Controlling polysubstance abuse: Drug addiction
We are living in a world where people want to explore all things even those that are dangerous to their lives. Take for example drugs, there are substances which are not just harmful to one’s life but are life threatening and fatal. You wonder why someone would want to take this kind of adventure. I am trying to confuse you but I am simply introducing the topic of “Controlling polysubstance abuse” which is defined as the use of more than three groups of addictive substances over a period of one year. When this happens, pain is registered in the whole family. According to doctor Dalal Akoury MD, President, and founder of AWAREmed Health and Wellness Resource Center, when a person indulges in acts of abusing several substances within a short period of time in an attempt to enhance the effect of a single drug to create a more intense high, death is not far away. You can, however, redeem yourself by seeking for treatment at this facility before it is too late. And as you consider that, the following are some combination drug users have “patterned”:
- Alcoholics who for example use will cocaine only after they’ve reached a certain state of intoxication meaning that they don’t overuse.
- Addicts who speedball that is to say that they are mixing cocaine and heroin for intravenous use and other combinations.
- There is another polysubstance subgroup, consisting mostly of adults already addicted to alcohol.
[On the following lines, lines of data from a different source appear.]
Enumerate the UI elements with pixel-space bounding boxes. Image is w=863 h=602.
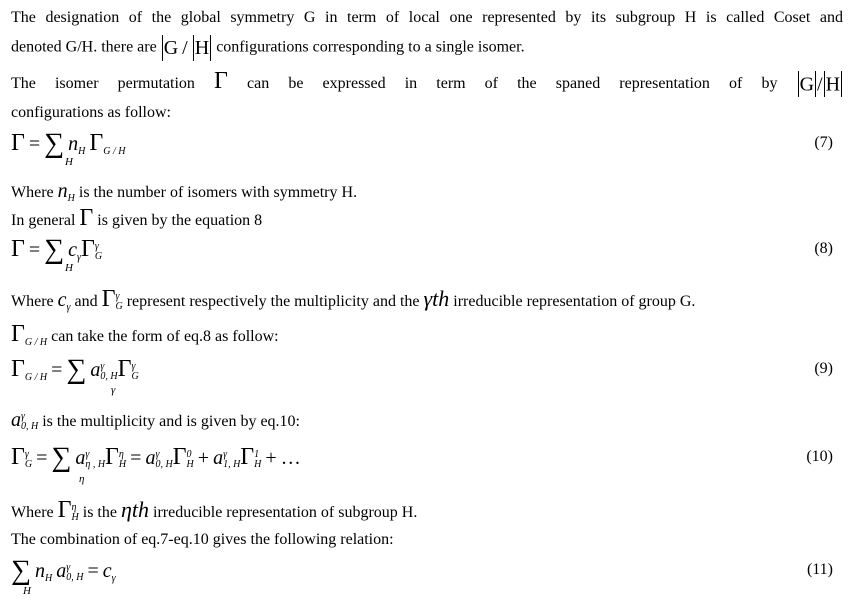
plus: + <box>265 447 277 469</box>
equals: = <box>51 359 63 381</box>
gamma: Γ <box>11 356 25 382</box>
gh-slash: / <box>817 73 823 96</box>
equals: = <box>87 560 99 582</box>
sub-gamma: γ <box>111 573 116 585</box>
paragraph-coset-line1: The designation of the global symmetry G in term of local one represented by its subgroup H is called Coset and <box>11 9 843 26</box>
equation-11 <box>11 553 851 597</box>
text: Where <box>11 184 54 201</box>
sum-index: η <box>79 473 85 485</box>
a: a <box>11 409 21 431</box>
abs-bar <box>162 35 163 61</box>
sup-sub: γ G <box>94 241 103 263</box>
gamma: Γ <box>11 236 25 262</box>
equation-number: (8) <box>814 240 833 257</box>
equation-8 <box>11 232 851 272</box>
a: a <box>145 447 156 469</box>
sup-sub: η H <box>118 449 127 471</box>
a: a <box>213 447 224 469</box>
sup-sub: γ 0, H <box>21 411 39 433</box>
sup-sub: γ G <box>131 361 139 383</box>
gamma: Γ <box>11 130 25 156</box>
paragraph-combination: The combination of eq.7-eq.10 gives the following relation: <box>11 531 394 548</box>
paragraph-nh <box>11 181 357 209</box>
equals: = <box>36 447 48 469</box>
a: a <box>56 560 67 582</box>
abs-bar <box>210 35 211 61</box>
sum-index: γ <box>111 384 116 396</box>
gamma: Γ <box>11 321 25 347</box>
gamma: Γ <box>117 356 132 382</box>
text: Where <box>11 504 54 521</box>
equation-number: (7) <box>814 134 833 151</box>
sub-GH: G / H <box>103 146 126 158</box>
text: denoted G/H. there are <box>11 38 157 56</box>
sub-H: H <box>78 146 86 158</box>
sub-GH: G / H <box>24 337 48 349</box>
gamma-th: γth <box>423 286 450 311</box>
gamma: Γ <box>57 497 72 523</box>
paragraph-cgamma <box>11 286 696 318</box>
gamma: Γ <box>105 444 119 470</box>
text: Where <box>11 293 54 310</box>
sup-sub: γ 0, H <box>155 449 173 471</box>
equation-number: (11) <box>806 561 833 578</box>
gamma: Γ <box>101 286 116 312</box>
text: can be expressed in term of the spaned representation of by <box>247 75 778 92</box>
equation-number: (10) <box>806 448 833 465</box>
n: n <box>68 133 79 155</box>
gh-ratio <box>797 73 843 96</box>
sup-sub: γ 1, H <box>223 449 241 471</box>
paragraph-a-mult <box>11 410 300 432</box>
a: a <box>75 447 86 469</box>
sup-sub: γ G <box>24 449 33 471</box>
paragraph-follow: configurations as follow: <box>11 104 171 121</box>
text: is given by the equation 8 <box>97 212 263 229</box>
paragraph-coset-line2 <box>11 35 525 61</box>
sup-sub: γ 0, H <box>66 562 84 584</box>
equals: = <box>28 133 41 155</box>
c: c <box>57 289 67 311</box>
sup-sub: η H <box>71 502 79 524</box>
sum-symbol: ∑ <box>44 128 65 159</box>
equation-number: (9) <box>814 360 833 377</box>
sum-symbol: ∑ <box>44 234 65 265</box>
gamma: Γ <box>89 130 104 156</box>
text: irreducible representation of subgroup H. <box>153 504 418 521</box>
c: c <box>68 239 78 261</box>
sup-sub: γ G <box>115 291 123 313</box>
plus: + <box>197 447 210 469</box>
gamma-symbol: Γ <box>214 68 228 94</box>
equals: = <box>28 239 41 261</box>
sum-symbol: ∑ <box>51 442 72 473</box>
gh-H: H <box>194 37 210 59</box>
text: represent respectively the multiplicity and the <box>126 293 420 310</box>
text: In general <box>11 212 76 229</box>
text: can take the form of eq.8 as follow: <box>51 328 279 345</box>
text: The isomer permutation <box>11 75 195 92</box>
sum-index: H <box>65 156 73 168</box>
gamma: Γ <box>172 444 187 470</box>
paragraph-eta <box>11 497 418 524</box>
sub-H: H <box>67 193 75 205</box>
paragraph-gh-form <box>11 321 279 353</box>
sup-sub: γ 0, H <box>100 361 118 383</box>
gamma: Γ <box>80 236 95 262</box>
equation-7 <box>11 126 851 166</box>
sum-symbol: ∑ <box>66 354 87 385</box>
eta-th: ηth <box>120 497 149 522</box>
gamma: Γ <box>11 444 25 470</box>
sub-gamma: γ <box>77 252 81 264</box>
ellipsis: … <box>280 447 301 469</box>
equation-10 <box>11 440 851 485</box>
sub-GH: G / H <box>24 372 48 384</box>
text: is the multiplicity and is given by eq.10: <box>42 413 300 430</box>
sup-sub: γ η , H <box>85 449 106 471</box>
gh-G: G <box>799 73 815 96</box>
text: irreducible representation of group G. <box>453 293 696 310</box>
n: n <box>34 560 45 582</box>
sub-gamma: γ <box>66 302 71 314</box>
sum-index: H <box>65 262 73 274</box>
paragraph-permutation <box>11 68 843 97</box>
sum-symbol: ∑ <box>11 555 31 586</box>
gamma: Γ <box>79 205 94 231</box>
sup-sub: 0 H <box>186 449 194 471</box>
n: n <box>57 180 68 202</box>
text: and <box>74 293 98 310</box>
paragraph-general <box>11 205 263 231</box>
sup-sub: 1 H <box>254 449 262 471</box>
c: c <box>102 560 112 582</box>
gh-H: H <box>825 73 841 96</box>
gh-slash: / <box>182 37 188 59</box>
a: a <box>90 359 101 381</box>
text: is the number of isomers with symmetry H. <box>78 184 358 201</box>
text: is the <box>82 504 117 521</box>
abs-bar <box>193 35 194 61</box>
gh-G: G <box>163 37 179 59</box>
sum-index: H <box>23 585 31 597</box>
equals: = <box>130 447 142 469</box>
equation-9 <box>11 352 851 396</box>
text: configurations corresponding to a single isomer. <box>216 38 525 56</box>
gamma: Γ <box>240 444 255 470</box>
sub-H: H <box>44 573 53 585</box>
After an injury or surgery, they were placed on opiate medications and developed a pain syndrome over time. They then mixed substances or switched to opiates as their drug of choice.
Controlling polysubstance abuse: Polysubstance abuse among different populations
Adult polysubstance abuse, according to literature, is associated with other mental health conditions. Homelessness, personality disorders, and psychiatric disorders such as major depression, psychosis, and bipolar disorder are common. The overlap of polysubstance dependence and psychiatric problems points to a lot of self-medication. Typically, among multiple substance users, individuals used alcohol or marijuana at an early age and then added other substances without quitting their original substances.
- Among young people, polysubstance abuse is often the norm and not the exception. The most commonly abused polysubstance by adolescents are marijuana, alcohol, and heroin. Other drugs used include MDMA (ecstasy), dextromethorphan, multiple forms of opiates, cocaine, hallucinogens, and inhalants.
- One treatment facility said that 33 percent of the adolescents currently in treatment had a polysubstance addiction.
- The elderly are another population that clearly has a problem with polysubstance abuse.
- Older people have more medical conditions that often require prescriptions. Over time with debilitating illnesses such as Alzheimer’s disease, the tendency to over medicate (taking more of a drug, more often, forgetting when and if the medication was already taken) increases the likelihood of polysubstance abuse. Combined with alcohol, the results can be devastating, even fatal.
- Elderly women tend to keep their substance abuse and chemical dependency secret. Alcoholism occurs later in women’s lives, perhaps due to problems associated with divorce or separation. Women who are over 55 have less tolerance for alcohol and are therefore more prone to addiction. They are also less likely than men to seek treatment and also use prescribed psychoactive drugs.